福岡県感染症発生動向調査情報

第30週分(平成12年7月24日〜7月30日)

マイコプラズマ肺炎

今年第30週の感染症発生動向調査情報では、手足口病は全国的に減少し、福岡県でも引き続き減少しています。また、ヘルパンギーナも減少しています。

今週はマイコプラズマ肺炎についてお話します。この病気は肺炎マイコプラズマという病原体の感染によって起こりますが、以前は4年ごとオリンピックの年に流行するとされていましたが、最近はそのような周期性は見られなくなっています。季節的には夏の終わりから秋にかけて発生が見られますので、これから注意が必要です。

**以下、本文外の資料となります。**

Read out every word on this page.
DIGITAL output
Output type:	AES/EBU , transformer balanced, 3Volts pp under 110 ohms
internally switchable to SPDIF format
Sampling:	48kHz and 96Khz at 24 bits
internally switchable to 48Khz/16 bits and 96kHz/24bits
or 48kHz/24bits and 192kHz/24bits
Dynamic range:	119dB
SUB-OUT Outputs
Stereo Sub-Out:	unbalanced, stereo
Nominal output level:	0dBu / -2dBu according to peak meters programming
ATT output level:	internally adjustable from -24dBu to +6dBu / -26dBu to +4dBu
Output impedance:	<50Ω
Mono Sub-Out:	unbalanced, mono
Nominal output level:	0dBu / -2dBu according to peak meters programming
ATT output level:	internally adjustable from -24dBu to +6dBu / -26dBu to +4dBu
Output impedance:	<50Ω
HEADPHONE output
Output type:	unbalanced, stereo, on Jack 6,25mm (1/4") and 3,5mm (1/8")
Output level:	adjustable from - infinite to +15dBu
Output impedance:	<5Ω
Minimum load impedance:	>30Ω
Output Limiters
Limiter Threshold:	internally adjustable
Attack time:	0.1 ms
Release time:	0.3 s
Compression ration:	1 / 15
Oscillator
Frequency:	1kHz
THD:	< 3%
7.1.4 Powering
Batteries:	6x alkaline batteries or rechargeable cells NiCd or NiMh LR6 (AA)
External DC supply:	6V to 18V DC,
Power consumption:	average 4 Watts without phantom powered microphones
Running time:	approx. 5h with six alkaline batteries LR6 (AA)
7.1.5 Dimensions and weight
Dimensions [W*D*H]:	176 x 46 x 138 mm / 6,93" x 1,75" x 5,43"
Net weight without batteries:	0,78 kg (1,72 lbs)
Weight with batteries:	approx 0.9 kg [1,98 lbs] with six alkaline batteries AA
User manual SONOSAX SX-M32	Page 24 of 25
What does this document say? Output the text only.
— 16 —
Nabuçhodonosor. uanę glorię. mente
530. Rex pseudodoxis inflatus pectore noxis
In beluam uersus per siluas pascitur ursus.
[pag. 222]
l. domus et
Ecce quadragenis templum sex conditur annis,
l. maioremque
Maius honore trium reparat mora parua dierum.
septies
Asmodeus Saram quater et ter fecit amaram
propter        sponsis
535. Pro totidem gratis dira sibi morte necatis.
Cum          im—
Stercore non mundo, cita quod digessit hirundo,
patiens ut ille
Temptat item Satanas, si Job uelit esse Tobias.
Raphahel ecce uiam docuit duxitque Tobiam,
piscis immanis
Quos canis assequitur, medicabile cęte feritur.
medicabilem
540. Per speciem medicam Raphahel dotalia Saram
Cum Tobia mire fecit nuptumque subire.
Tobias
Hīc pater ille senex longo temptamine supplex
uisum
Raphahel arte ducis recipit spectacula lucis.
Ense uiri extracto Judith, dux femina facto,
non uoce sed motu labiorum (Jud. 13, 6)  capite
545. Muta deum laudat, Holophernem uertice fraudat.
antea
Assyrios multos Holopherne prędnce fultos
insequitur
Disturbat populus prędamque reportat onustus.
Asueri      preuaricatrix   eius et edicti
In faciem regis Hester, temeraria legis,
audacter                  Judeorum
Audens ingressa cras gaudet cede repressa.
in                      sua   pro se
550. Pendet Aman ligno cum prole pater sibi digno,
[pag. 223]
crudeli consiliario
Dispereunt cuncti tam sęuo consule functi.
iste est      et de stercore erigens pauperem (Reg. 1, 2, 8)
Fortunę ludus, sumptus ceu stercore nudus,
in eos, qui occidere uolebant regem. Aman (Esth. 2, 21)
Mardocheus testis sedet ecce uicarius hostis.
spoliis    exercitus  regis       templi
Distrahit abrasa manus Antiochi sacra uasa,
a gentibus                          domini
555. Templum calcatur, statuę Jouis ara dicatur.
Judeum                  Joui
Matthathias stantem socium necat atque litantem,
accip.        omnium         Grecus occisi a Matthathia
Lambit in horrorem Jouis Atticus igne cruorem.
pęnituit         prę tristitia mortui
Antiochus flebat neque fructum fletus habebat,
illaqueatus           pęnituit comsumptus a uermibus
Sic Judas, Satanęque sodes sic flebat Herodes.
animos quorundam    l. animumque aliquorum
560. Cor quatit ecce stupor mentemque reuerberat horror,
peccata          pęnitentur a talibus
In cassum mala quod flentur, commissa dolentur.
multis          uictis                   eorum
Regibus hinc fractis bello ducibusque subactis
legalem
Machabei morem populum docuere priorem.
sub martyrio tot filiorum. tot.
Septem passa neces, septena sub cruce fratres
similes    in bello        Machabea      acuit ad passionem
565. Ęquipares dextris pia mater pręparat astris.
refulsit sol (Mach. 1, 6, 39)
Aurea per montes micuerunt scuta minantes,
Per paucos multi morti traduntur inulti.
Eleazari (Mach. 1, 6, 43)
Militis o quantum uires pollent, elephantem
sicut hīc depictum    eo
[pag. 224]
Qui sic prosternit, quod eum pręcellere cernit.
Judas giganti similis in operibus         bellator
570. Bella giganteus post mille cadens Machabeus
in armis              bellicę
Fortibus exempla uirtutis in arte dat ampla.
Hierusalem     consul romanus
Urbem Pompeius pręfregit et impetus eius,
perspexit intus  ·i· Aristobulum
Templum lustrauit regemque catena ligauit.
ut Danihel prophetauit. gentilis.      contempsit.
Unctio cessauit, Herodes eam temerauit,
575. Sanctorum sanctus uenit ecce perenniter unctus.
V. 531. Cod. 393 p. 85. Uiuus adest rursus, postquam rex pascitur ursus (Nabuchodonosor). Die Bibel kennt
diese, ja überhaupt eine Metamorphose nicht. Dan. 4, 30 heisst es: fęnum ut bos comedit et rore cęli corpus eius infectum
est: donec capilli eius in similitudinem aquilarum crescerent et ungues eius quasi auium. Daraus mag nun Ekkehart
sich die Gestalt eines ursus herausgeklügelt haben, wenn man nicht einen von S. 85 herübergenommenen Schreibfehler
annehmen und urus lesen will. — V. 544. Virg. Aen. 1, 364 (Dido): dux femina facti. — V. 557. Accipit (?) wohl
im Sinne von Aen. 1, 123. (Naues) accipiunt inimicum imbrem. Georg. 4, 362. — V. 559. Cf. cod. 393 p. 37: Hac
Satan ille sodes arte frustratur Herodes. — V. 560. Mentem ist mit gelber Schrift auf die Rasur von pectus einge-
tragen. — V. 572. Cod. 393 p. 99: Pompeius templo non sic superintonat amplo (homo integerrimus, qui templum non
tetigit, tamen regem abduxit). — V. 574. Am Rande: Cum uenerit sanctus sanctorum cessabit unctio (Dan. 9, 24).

2〜3週間の潜伏期のあとに、発熱、頭痛、倦怠感、咳などの症状が見られ、のどから気管支へと炎症が進み、肺炎が起こります。それに伴い咳は次第に激しくなり、他の症状が消失したあとに数週間も続くことがあります。

患者の鼻やのどからの分泌物に直接触れたり、飛沫を吸い込だりすることによって感染が起こりますが、発病前1週間〜発病後10日程度が感染力がある期間といわれています。しかし、咳が長引く場合はさらに数週間肺炎マイコプラズマを排出することがあります。

予後は、比較的よい病気ですが、呼吸器以外に発疹、神経炎、心筋炎などの合併症が見られる場合があり、大人よりも小児に見られることが多いので注意が必要です。

治療としては、エリスロマイシンやテトラサイクリンなどの抗菌剤が使われますが、症状がおさまっても、肺炎マイコプラズマは体内にとどまっているため、自己判断で薬をやめたりせずに、医師の処方に従って7〜10日程度は薬を飲みましょう。